First up we’re shelving Queer Palestine and the Empire of Critique by Sa’ed Atshan. This work of nonfiction by Assistant Professor of Peace and Conflict Studies Atshan links struggles for justice and freedom to resisting homophobia. Bringing both activism and scholarly pursuits together, Atshan takes on complex issues and shows how LGBTQ+ interests are linked, as always, with current and historical struggles and times. From the back cover:

 

From Ramallah to New York, Tel Aviv to Porto Alegre, people around the world celebrate a formidable, transnational Palestinian LGBTQ social movement. Yet LGBTQ Palestinians themselves are subjected to an “empire of critique” from Israeli and Palestinian institutions, Western academics, journalists and filmmakers, and even fellow activists, which has led to an emphasis on anti-imperialism over the struggle against homophobia. With this book, Sa’ed Atshan asks how transnational social movements can balance their work for liberation along more than one axis.

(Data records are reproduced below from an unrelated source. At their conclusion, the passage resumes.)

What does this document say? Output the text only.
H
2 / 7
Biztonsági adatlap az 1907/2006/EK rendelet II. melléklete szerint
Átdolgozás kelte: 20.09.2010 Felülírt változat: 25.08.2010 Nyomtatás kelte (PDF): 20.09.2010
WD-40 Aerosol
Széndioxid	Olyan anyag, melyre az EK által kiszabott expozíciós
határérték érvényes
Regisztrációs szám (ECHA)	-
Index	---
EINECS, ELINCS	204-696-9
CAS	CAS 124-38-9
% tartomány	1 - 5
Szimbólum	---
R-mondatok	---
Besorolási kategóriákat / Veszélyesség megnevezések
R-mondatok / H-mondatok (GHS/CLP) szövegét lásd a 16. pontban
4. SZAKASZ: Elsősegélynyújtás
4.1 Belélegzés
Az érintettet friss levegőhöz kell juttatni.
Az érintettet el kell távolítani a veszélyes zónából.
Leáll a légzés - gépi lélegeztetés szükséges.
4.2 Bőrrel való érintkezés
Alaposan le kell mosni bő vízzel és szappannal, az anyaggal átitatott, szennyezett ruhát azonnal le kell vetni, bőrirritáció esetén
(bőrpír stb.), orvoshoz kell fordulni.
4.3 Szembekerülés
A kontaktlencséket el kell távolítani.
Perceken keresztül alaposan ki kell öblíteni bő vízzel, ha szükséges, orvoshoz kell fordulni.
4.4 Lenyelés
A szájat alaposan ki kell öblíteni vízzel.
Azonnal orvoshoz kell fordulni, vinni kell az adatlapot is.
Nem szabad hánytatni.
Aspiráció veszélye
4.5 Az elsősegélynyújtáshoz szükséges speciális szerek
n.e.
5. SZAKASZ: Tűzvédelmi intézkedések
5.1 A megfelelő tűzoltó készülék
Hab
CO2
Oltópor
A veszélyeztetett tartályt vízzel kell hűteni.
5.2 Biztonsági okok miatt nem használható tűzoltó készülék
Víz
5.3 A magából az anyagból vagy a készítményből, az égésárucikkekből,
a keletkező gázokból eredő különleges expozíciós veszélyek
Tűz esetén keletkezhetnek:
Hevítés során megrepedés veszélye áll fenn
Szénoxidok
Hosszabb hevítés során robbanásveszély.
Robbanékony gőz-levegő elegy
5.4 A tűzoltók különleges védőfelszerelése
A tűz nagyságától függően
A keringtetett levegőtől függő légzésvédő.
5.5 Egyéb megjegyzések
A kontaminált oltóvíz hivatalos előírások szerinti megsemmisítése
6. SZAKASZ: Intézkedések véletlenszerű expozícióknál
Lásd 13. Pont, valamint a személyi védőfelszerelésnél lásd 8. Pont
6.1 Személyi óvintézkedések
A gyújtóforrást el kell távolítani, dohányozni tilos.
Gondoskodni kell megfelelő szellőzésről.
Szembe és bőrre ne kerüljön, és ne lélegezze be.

He explores critical junctures in the history of Palestinian LGBTQ activism, revealing the queer Palestinian spirit of agency, defiance, and creativity, in the face of daunting pressures and forces working to constrict it.

 

Our second addition this month is You Exist Too Much, a work of literary fiction by Zaina Arafat. A complicated story about one woman’s journey to navigate where she fits as a queer Palestinian American, this novel offers a heartfelt exploration of what it is like to feel you are taking up too much space for just being yourself. From the back cover:

 

On a hot day in Bethlehem, a twelve-year-old Palestinian American girl is yelled at by a group of men outside the Church of the Nativity. She has exposed her legs in a biblical city, and their judgement will echo on through her adolescence. When our narrator finally admits to her mother that she is queer, her mother’s response only intensifies a sense of shame: “You exist too much,” she tells her daughter.

 

Told in vignettes that flash between the United States and the Middle East—from New York to Jordan, Lebanon, and Palestine—Zaina Arafat’s debut novel traces her protagonist’s progress from blushing teen to sought-after DJ and aspiring writer. In Brooklyn, she moves into an apartment with her first serious girlfriend and tries to content herself with their comfortable relationship. But soon hidden longings explode out into reckless romantic encounters and obsessions. Her desire to thwart these destructive impulses leads her to the Ledge, an unconventional treatment center that identifies her affliction as “love addition.”

 

Opening up the fantasies and desires of one young woman caught between cultural, religious, and sexual identities, You Exist Too Much is a captivating story charting two of our most intense longings—for love and a place to call home.

 

Last but not least we’re shelving This Arab is Queer: An Anthology by LGBTQ+ Arab Writers. This first-of-its-kind collection not only tells a variety of tales from a variety of backgrounds—from all across the LGBTQ+ spectrum, from diaspora voices to those from Arab countries—but seeks to show that the queer Arab experience is beautiful, complicated, and perhaps not what you might expect. From the back cover:

 

This ground-breaking anthology features the compelling and courageous memoirs of eighteen queer Arab writers—some internationally bestselling, others using pseudonyms. Here, we find heart-warming connections and moments of celebration alongside essays exploring the challenges of being LGTBQ+ and Arab.

 

From a military base in the Gulf to loving whispered caught between bedsheets; and from touring overseas as a drag queen to a concert in Cairo where the rainbow flag was raised to a crowd of thousands, this collection celebrates the true colors of a vibrant Arab queer experience.